Het klopt inderdaad dat ik op 13 oktober een schrijven gericht heb aan mijn collega bevoegd voor Mobiliteit in de Brusselse Regering. Ik heb daar nog geen formele reactie op gehad. Maar ik heb vandaag wel de brieven ondertekend gericht aan de minister-president van de Brusselse Hoofdstedelijke Regering, alsook aan de functioneel bevoegde ministers, met de vraag om toch minstens het overleg op te starten zodat we uit die fase van onzekerheid kunnen geraken.
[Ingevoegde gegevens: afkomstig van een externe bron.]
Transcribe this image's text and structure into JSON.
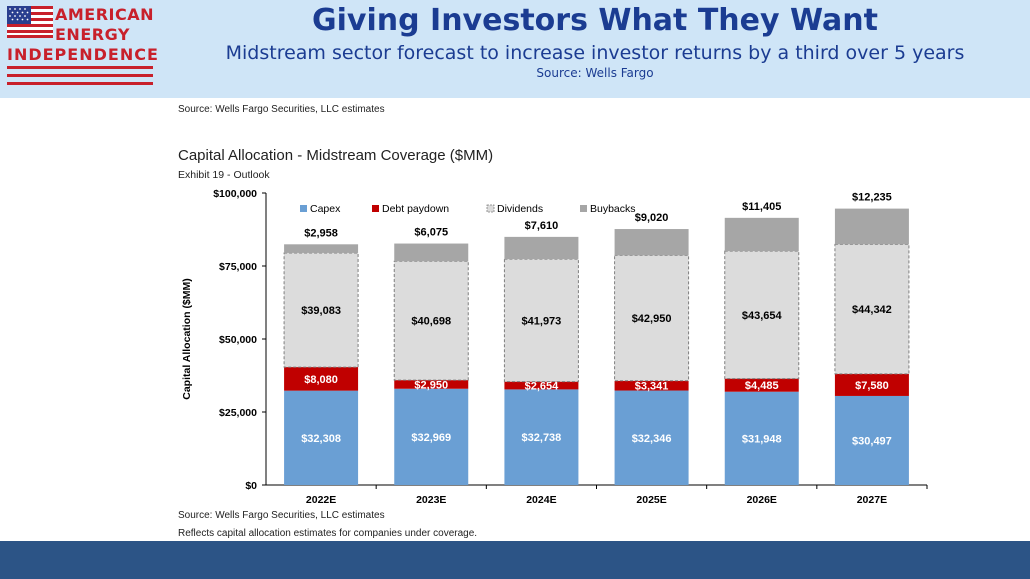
{
  "header": {
    "title": "Giving Investors What They Want",
    "subtitle": "Midstream sector forecast to increase investor returns by a third over 5 years",
    "source": "Source: Wells Fargo",
    "background_color": "#cfe5f7",
    "text_color": "#1b3c92"
  },
  "logo": {
    "line1": "AMERICAN",
    "line2": "ENERGY",
    "line3": "INDEPENDENCE",
    "color": "#c8202b",
    "icon": "us-flag-icon"
  },
  "notes": {
    "top_source": "Source: Wells Fargo Securities, LLC estimates",
    "bottom_source": "Source: Wells Fargo Securities, LLC estimates",
    "bottom_reflects": "Reflects capital allocation estimates for companies under coverage."
  },
  "chart_data": {
    "type": "bar",
    "stacked": true,
    "title": "Capital Allocation - Midstream Coverage ($MM)",
    "subtitle": "Exhibit 19 - Outlook",
    "xlabel": "",
    "ylabel": "Capital Allocation ($MM)",
    "ylim": [
      0,
      100000
    ],
    "yticks": [
      0,
      25000,
      50000,
      75000,
      100000
    ],
    "ytick_labels": [
      "$0",
      "$25,000",
      "$50,000",
      "$75,000",
      "$100,000"
    ],
    "grid": false,
    "legend_position": "top",
    "categories": [
      "2022E",
      "2023E",
      "2024E",
      "2025E",
      "2026E",
      "2027E"
    ],
    "series": [
      {
        "name": "Capex",
        "color": "#6a9fd4",
        "label_color": "#ffffff",
        "values": [
          32308,
          32969,
          32738,
          32346,
          31948,
          30497
        ],
        "labels": [
          "$32,308",
          "$32,969",
          "$32,738",
          "$32,346",
          "$31,948",
          "$30,497"
        ]
      },
      {
        "name": "Debt paydown",
        "color": "#c00000",
        "label_color": "#ffffff",
        "values": [
          8080,
          2950,
          2654,
          3341,
          4485,
          7580
        ],
        "labels": [
          "$8,080",
          "$2,950",
          "$2,654",
          "$3,341",
          "$4,485",
          "$7,580"
        ]
      },
      {
        "name": "Dividends",
        "color": "#dcdcdc",
        "label_color": "#000000",
        "values": [
          39083,
          40698,
          41973,
          42950,
          43654,
          44342
        ],
        "labels": [
          "$39,083",
          "$40,698",
          "$41,973",
          "$42,950",
          "$43,654",
          "$44,342"
        ]
      },
      {
        "name": "Buybacks",
        "color": "#a6a6a6",
        "label_color": "#000000",
        "values": [
          2958,
          6075,
          7610,
          9020,
          11405,
          12235
        ],
        "labels": [
          "$2,958",
          "$6,075",
          "$7,610",
          "$9,020",
          "$11,405",
          "$12,235"
        ]
      }
    ]
  }
}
Maar ik verzeker u nogmaals dat wij er ons te allen tijde tegen zullen verzetten. Mocht het overleg niet kunnen slagen en mocht men willen overgaan tot een eenzijdige invoering, dan zullen wij uiteraard ook opnieuw alle juridische stappen nemen om de belangen van de Vlaming te behartigen.
Mevrouw De Coninck heeft het woord.
Dank u wel, minister, voor uw antwoord. U hebt eigenlijk mijn bijkomende vraag al beantwoord. U hebt namelijk vorige keer inderdaad gezegd, toen het hier aan bod kwam, dat u minister Van den Brandt had aangeschreven op 13 oktober. Ik vind het eigenlijk stuitend dat het vanuit Brussel zelfs niet lukt om te antwoorden op een brief met een vraag naar overleg en het overmaken van studies. Ik ben dus blij dat u nu de minister-president van Brussel hebt aangeschreven om toch overleg over dit dossier te hebben. U zult dus al onze steun hebben om dat standpunt aan te houden.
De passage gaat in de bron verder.